À l’inverse, si l’on retrouve (très) peu de personnages féminins, celui de Shino (qui aura l’histoire d’amour interdite) se rapproche de l’archétype du personnage masculin, à travers ses cheveux que son père lui coupera. L’idée est qu’elle ne soit pas corrompue par les samouraïs et leur charme légendaire, bien sûr.
C’est d’ailleurs ce symbole des cheveux qui me fait penser que les femmes sont l’angle mort du film. Mais je le sais, il y a des raisons à cela. Évidemment. Oui, Les Sept Samouraïs reste un film fondamentalement masculin, où les codes de la masculinité sont étirés jusqu’à plus soif.
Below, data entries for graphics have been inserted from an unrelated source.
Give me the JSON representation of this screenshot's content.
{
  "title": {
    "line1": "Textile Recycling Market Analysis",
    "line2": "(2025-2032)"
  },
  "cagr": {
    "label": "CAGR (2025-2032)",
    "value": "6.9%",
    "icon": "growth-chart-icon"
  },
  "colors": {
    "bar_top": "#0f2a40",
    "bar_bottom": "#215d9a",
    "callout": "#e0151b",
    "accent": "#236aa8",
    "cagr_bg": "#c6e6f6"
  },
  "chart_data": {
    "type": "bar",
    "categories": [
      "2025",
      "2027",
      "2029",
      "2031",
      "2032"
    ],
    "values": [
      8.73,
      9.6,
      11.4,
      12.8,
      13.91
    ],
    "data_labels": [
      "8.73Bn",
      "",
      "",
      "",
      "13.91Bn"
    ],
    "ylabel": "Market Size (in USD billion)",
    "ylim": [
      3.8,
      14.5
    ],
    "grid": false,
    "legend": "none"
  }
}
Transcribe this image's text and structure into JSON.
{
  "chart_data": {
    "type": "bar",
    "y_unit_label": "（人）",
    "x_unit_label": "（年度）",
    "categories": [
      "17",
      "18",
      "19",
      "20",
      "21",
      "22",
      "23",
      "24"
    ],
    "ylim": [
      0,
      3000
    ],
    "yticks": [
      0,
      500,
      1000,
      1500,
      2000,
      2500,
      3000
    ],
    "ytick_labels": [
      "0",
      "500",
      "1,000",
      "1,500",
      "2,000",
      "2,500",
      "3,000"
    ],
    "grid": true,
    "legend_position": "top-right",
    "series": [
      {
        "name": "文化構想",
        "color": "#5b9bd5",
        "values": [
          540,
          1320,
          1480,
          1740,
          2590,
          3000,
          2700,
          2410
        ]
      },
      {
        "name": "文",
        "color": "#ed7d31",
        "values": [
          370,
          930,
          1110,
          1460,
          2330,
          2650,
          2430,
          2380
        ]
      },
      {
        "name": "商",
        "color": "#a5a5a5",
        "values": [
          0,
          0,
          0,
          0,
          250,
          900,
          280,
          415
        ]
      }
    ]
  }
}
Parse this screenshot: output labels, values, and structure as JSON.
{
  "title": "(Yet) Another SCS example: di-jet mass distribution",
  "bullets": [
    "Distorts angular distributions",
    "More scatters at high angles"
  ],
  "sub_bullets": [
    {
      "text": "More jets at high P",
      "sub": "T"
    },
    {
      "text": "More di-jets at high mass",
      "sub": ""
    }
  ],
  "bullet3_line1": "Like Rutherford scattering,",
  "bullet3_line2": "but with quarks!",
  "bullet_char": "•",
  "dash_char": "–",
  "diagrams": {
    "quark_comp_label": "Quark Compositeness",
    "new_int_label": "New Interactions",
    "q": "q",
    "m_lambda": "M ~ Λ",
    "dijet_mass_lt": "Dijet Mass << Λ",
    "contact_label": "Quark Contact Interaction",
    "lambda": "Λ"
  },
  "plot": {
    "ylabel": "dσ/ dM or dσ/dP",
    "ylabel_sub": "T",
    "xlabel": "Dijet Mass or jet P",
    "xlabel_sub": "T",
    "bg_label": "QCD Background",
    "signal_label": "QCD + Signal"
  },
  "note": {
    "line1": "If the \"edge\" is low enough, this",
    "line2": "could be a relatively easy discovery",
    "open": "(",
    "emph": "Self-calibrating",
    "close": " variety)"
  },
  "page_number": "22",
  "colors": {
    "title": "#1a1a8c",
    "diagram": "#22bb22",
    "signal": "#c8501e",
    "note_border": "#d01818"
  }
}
Cela est notamment dû au fait que la figure du samouraï l’incarne par excellence.
Dans les dialogues, les preuves de courage sont décuplées, les hommes sont meneurs, jamais suiveurs, leur intériorité est rarement représentée dans les échanges, et personne ne semble avoir peur de quoique ce soit. Par ailleurs, cela entre en confrontation avec un regard contemporain où des phrases comme : « Quand la mort approche, on a souvent besoin de la tendresse d’une femme », qui lient la guerre et le charnel, sembleraient inaudibles. Mais tout ça entre dans un schéma établi. Être un bon samouraï, c’est cocher des cases de la masculinité, et tout faire pour les atteindre.
Comme une certaine idée de la virilité, oui, le tout enrobé dans une vision du cinéma qui, c’est assez rare pour le souligner, marquera l’histoire de cet art à tout jamais, n’en doutons pas.